Students, teachers, administrators, lend me your ears;
I come to bury Latin, not to praise it.
The evil languages cause lives after them;
The good is oft interred with their bones;
So let it be with Latin. The noble Budget
Hath told you Latin is impractical:
If it were so, it is a grievous fault,
And grievously hath Latin answer’d it.
Here, under leave of the Budget and the realists–
For the Budget is an honorable man;
So are realists all, all honorable men–
Come I to speak in Latin’s funeral.
It was my friend, faithful and just to me:
But the Budget says it is impractical;
And the Budget is an honorable man.
It hath brought many lessons home from Rome
Whose concepts did our young minds fill:
Did this in Latin seem impractical?
When that the brains have cried, Latin hath wept:
Impracticality should be made of sterner stuff:
Yet the Budget says it is impractical;
And the Budget is an honorable man.
You all did see that on the Festivus
I thrice used it to solve an SAT analogy,
Which it did thrice defuse: was this impracticality?
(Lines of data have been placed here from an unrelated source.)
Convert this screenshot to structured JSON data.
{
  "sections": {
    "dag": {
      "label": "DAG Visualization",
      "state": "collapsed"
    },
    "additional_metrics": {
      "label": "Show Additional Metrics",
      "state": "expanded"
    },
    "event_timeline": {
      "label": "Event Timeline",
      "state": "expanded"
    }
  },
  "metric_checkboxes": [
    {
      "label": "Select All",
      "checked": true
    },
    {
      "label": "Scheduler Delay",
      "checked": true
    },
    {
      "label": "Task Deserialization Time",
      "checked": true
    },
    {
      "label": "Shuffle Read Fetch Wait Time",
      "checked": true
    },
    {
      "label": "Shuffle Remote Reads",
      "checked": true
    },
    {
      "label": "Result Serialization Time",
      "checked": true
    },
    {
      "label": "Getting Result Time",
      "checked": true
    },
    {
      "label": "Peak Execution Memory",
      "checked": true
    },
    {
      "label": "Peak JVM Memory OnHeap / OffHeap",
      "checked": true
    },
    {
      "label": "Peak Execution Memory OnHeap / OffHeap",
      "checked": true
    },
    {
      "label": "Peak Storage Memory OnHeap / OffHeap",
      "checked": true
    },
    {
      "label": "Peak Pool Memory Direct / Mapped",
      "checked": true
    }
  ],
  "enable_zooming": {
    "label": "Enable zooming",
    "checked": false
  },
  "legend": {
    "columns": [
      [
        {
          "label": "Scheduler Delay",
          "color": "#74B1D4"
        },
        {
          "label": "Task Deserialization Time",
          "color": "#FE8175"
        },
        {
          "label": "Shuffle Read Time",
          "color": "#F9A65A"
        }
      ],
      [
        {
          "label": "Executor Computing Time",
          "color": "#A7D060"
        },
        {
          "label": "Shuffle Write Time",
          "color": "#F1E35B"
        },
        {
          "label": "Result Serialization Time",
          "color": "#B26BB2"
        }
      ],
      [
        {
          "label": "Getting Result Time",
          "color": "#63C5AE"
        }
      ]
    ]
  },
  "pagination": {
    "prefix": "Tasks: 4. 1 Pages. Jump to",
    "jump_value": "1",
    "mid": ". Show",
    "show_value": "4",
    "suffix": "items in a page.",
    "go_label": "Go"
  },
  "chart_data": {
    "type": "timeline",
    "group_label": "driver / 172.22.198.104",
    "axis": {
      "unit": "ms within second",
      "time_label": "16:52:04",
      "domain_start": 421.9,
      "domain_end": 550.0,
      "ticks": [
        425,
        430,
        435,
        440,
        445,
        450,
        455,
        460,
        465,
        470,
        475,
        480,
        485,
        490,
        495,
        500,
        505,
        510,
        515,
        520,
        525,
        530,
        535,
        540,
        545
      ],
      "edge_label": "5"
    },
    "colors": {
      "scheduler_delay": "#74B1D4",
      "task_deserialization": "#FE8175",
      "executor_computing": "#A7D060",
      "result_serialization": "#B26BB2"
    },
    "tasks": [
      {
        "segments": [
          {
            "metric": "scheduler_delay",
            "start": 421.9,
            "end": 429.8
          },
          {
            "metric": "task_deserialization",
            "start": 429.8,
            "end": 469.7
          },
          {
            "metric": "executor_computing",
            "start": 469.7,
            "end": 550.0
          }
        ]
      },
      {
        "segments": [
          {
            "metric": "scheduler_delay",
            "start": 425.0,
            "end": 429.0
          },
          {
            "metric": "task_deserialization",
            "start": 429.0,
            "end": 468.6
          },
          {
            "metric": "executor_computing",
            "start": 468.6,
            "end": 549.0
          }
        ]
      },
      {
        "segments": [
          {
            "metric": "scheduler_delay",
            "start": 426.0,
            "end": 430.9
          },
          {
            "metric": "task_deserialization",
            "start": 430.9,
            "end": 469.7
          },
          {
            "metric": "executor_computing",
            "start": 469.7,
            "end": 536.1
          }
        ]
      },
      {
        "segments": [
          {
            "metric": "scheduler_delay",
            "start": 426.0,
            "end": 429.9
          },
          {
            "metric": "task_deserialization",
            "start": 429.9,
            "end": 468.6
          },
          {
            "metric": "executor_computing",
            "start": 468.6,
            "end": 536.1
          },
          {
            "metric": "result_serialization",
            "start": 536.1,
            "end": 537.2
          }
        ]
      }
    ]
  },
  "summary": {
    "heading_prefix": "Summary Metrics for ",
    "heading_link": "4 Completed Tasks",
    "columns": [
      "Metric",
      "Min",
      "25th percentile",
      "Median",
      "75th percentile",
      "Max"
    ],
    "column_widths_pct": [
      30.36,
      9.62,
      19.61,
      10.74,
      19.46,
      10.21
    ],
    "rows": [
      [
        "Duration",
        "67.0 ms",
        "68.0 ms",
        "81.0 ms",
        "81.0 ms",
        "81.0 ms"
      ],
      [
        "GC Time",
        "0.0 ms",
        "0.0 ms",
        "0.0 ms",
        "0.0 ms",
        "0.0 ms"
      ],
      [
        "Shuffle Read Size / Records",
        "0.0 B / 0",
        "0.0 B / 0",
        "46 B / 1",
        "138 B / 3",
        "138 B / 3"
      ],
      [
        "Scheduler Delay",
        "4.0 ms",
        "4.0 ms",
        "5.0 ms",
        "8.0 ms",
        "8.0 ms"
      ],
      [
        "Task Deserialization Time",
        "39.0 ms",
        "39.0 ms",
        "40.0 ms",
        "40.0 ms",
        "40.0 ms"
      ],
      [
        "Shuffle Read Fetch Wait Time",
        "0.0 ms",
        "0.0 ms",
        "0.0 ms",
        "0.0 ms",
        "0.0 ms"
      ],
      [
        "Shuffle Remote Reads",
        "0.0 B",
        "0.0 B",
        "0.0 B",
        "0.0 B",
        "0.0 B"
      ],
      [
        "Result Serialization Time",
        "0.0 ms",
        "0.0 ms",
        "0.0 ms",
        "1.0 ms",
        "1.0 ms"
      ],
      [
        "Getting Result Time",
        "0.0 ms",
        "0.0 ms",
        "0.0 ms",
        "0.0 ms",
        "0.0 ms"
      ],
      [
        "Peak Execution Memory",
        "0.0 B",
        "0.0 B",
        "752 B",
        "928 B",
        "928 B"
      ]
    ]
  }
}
Yet the Budget says it is impractical;
And, sure, the Budget is an honorable man.
I speak not to disprove what the Budget spoke,
But here I am to speak what I do know.
You all did love it once, not without cause:
What cause withholds you then, to mourn for it?
O judgment! thou art fled to Budget brutes,
And realists have lost their reason. Bear with me;
My heart is in the coffin there with Latin,
And I must pause till it come back to me.
Author’s Note: I wrote this on the Ides of March when my children told me the Budget Advisory Committee was meeting that night to consider dropping Latin from the program. I imagined how Shakespeare might envision Marc Antony addressing the committee. The graphic is from Vincenzo Camuccini’s Morte de Césare, (Death of Caesar) painted in 1798. It’s not the full picture.